The compiler complains that &nodes does not live long enought. Should I replace that by Rc? or something else?

Ilya Bogdanov
@vitvakatu
Dec 12 2017 17:35
@mnivoliez don't pass &Vec<...>, use &[...]
Regarding your question, can I see Edge definition?
Ilya Bogdanov
@vitvakatu
Dec 12 2017 17:55
Try to use generate_edges_from_nodes<'a>(nodes: &'a [Node]) -> Vec<Edge<'a>>?
Sherab Giovannini
@Shaddy
Dec 12 2017 18:18

Hi, I'm aware this is unsafe as hell but sometimes required. There is a problem while trying to interpret an enum, inside a repr(C) struct. Why is it allowed?

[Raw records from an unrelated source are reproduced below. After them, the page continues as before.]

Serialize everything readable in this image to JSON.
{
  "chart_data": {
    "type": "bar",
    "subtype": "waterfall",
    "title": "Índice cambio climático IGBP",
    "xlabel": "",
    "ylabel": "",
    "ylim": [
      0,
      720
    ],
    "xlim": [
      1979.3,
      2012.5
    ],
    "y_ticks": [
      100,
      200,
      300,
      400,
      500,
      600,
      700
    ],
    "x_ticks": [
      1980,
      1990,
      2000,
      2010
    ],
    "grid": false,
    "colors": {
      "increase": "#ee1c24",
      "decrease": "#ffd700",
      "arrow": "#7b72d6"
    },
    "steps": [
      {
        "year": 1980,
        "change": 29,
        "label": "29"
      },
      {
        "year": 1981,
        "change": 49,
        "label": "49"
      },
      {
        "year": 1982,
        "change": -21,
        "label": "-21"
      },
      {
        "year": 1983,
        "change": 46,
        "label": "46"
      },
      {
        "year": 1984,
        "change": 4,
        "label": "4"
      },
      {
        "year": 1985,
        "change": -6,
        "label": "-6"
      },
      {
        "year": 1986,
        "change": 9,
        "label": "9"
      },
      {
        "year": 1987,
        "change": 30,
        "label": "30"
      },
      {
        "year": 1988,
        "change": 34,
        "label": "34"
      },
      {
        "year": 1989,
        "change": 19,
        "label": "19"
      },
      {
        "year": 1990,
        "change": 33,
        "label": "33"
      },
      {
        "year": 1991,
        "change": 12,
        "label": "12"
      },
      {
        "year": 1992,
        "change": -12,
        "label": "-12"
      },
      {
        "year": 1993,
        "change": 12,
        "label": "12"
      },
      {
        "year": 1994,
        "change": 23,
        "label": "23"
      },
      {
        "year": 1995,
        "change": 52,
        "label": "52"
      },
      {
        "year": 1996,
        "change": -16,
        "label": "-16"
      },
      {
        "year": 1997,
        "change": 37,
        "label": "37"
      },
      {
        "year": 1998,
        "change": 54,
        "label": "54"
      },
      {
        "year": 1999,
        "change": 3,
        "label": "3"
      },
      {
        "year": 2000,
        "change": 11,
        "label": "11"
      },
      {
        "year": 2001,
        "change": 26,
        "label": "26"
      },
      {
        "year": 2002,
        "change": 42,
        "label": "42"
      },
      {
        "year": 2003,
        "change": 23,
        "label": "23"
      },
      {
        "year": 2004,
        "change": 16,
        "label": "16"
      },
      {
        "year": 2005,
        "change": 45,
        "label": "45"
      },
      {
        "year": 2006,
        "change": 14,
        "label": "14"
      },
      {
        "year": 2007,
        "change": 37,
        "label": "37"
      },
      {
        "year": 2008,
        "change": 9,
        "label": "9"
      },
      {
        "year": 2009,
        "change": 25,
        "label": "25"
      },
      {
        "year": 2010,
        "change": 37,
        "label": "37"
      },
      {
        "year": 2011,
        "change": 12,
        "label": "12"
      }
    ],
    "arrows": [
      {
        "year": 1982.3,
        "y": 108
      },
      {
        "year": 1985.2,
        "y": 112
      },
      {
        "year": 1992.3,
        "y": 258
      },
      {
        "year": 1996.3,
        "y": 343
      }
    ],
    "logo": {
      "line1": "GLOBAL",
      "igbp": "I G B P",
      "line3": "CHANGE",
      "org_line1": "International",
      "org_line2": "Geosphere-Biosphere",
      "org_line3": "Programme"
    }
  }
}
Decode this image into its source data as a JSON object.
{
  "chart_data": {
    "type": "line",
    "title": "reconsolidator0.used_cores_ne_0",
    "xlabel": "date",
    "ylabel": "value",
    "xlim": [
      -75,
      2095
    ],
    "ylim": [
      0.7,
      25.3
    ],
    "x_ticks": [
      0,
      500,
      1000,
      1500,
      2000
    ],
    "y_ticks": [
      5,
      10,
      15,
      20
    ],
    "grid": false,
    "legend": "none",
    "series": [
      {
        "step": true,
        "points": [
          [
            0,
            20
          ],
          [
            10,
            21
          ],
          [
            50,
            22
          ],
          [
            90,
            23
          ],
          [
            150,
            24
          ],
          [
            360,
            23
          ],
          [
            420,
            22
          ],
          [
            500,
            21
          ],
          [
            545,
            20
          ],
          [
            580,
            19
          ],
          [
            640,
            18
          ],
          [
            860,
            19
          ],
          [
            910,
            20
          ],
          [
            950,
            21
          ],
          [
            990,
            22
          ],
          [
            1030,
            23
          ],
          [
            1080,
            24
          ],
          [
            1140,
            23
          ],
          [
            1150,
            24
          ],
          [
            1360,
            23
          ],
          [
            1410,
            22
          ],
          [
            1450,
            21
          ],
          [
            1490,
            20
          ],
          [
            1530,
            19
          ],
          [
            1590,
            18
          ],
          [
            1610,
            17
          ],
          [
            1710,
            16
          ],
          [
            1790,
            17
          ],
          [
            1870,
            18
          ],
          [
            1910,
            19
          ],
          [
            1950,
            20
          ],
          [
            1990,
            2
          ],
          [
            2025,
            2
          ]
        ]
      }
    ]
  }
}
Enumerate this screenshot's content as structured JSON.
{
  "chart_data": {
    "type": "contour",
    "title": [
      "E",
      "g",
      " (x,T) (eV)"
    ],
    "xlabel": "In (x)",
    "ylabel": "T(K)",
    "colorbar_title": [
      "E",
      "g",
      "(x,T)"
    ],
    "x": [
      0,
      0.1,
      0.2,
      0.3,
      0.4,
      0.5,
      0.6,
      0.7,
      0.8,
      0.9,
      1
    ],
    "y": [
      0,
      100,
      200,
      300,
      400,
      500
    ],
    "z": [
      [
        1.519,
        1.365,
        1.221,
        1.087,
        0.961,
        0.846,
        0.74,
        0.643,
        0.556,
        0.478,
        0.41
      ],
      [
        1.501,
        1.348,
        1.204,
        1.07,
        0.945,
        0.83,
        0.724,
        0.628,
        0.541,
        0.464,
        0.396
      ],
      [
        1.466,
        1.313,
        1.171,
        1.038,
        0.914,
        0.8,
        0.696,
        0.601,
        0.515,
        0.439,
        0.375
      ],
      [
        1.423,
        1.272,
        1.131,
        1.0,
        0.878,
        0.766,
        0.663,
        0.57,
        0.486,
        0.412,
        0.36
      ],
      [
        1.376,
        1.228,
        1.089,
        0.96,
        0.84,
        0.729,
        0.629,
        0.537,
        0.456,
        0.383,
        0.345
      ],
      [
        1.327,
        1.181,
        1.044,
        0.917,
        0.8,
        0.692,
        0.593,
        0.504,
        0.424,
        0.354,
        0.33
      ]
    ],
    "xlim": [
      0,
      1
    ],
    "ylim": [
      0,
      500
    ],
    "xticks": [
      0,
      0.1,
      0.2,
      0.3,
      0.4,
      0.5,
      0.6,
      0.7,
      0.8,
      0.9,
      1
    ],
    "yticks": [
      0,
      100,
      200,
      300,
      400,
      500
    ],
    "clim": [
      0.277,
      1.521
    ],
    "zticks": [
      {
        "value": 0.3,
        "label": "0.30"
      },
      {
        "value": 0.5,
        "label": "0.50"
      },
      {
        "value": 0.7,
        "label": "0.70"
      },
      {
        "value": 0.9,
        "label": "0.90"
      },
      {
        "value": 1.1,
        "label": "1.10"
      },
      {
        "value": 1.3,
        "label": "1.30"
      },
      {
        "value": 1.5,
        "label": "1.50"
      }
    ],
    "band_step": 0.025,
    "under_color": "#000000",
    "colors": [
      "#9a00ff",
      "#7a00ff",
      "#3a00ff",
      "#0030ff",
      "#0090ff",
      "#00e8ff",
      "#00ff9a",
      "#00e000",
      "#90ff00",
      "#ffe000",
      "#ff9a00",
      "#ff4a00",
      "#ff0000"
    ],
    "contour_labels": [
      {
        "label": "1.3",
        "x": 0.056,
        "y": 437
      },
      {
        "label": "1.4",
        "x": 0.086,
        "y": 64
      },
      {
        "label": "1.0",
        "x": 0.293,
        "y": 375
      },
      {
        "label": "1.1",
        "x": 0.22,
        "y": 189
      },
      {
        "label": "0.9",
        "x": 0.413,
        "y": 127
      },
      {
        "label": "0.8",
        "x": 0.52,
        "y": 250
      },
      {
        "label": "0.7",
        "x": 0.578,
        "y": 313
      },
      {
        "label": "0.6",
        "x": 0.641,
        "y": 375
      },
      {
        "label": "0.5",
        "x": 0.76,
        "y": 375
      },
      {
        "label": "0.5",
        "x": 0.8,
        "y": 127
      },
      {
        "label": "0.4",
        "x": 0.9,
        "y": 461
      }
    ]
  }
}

https://play.rust-lang.org/?gist=ac74197bb4dafb44118aa183b98f6090&version=nightly

Sherab Giovannini
@Shaddy
Dec 12 2017 18:24
forget it, it is working well just by &*ptr instead
Fra ns
@snarf95_twitter
Dec 12 2017 18:32
&* solves all problems
Restioson
@Restioson
Dec 12 2017 18:32
All praise. Always rust.
mnivoliez
@mnivoliez
Dec 12 2017 19:06
@vitvakatu still got
error[E0597]: `nodes` does not live long enough
  --> src/main.rs:77:47
   |
77 |         let edges = generate_edges_from_nodes(nodes.as_slice());
   |                                               ^^^^^ does not live long enough
...
85 |     }
   |     - borrowed value only lives until here
   |
note: borrowed value must be valid for the anonymous lifetime #1 defined on the method body at 75:5...
  --> src/main.rs:75:5
   |
75 | /     fn new(ctx: &mut Context) -> GameResult<MainState> {
76 | |         let nodes = generate_nodes(50, GRID_X, GRID_Y);
77 | |         let edges = generate_edges_from_nodes(nodes.as_slice());
78 | |         let s = MainState {
...  |
84 | |         Ok(s)
85 | |     }
   | |_____^
Judson Lester
@nyarly
Dec 12 2017 19:56
Do folks use Gotham?
It looks cool but not quite baked. I like the "Rust stable" approach for sure.